Michael Schwarz from Yahoo Research gave an invited talk at KDD 2008 on "Internet Advertising and Optimal Auction Design".
Much of the talk was background on first and second price auctions, but a particularly good discussion came at the end when Michael was talking about optimal setting of reserve prices for auctions.
A reserve price is the minimum bid for an advertiser to win an auction. Michael discussed how setting a reserve price correctly can significantly improve advertising revenue.
He did not cover the assumptions behind this claim in his talk, but details are available from his 2007 paper, "Optimal Auction Design in a Multi-unit Environment" (PDF). Briefly, setting the reserve price carefully can substantially increase advertising revenue when there are only a few bidders and when most bidders value a click well above the normal reserve price (e.g. most advertisers get $1 of value from a click but the default reserve price is $.05).
Michael also described a non-obvious effect where higher reserve prices indirectly impact top bidders because of price pressure from the now higher lower bids. Again, this is primarily is an issue of the reserve price substituting for lack of competition in the bidding, but still a useful thing to note.
After the talk, I chatted a bit with Michael about optimizing the reserve price for things other than immediate revenue. For example, we might want to optimize reserve price for user satisfaction, setting the reserve price at a level that effectively represents a high cost of user attention and filters out ads that users do not find worthwhile. Or, we might want to set our reserve price lower in the long tail of advertising keywords, making it cheaper (and bearing some of the risk) for advertisers as they try to gather information about how well their ads might work on more obscure keywords.

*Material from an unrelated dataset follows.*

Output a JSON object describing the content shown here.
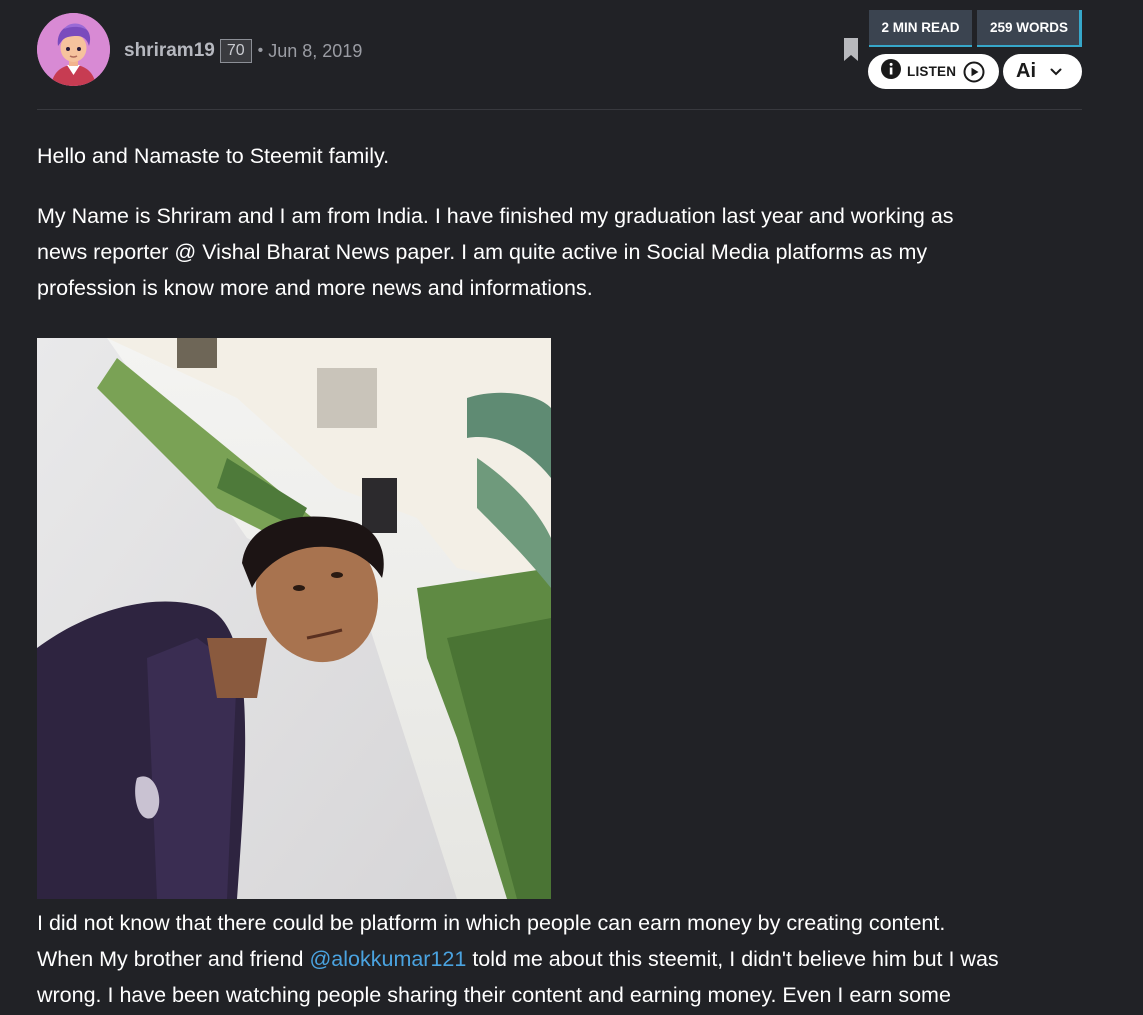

By the way, if you liked this post, you might also like one of Michael's other papers, "Internet Advertising and the Generalized Second Price Auction: Selling Billions of Dollars Worth of Keywords" (PDF). It is a fun paper that describes how current GSP advertising auctions do not actually force truth telling. The problem is rooted in the way there are multiple positions available and, if the lower positions still generate a good number of clicks, it can be advantageous for advertisers to offer lower bids.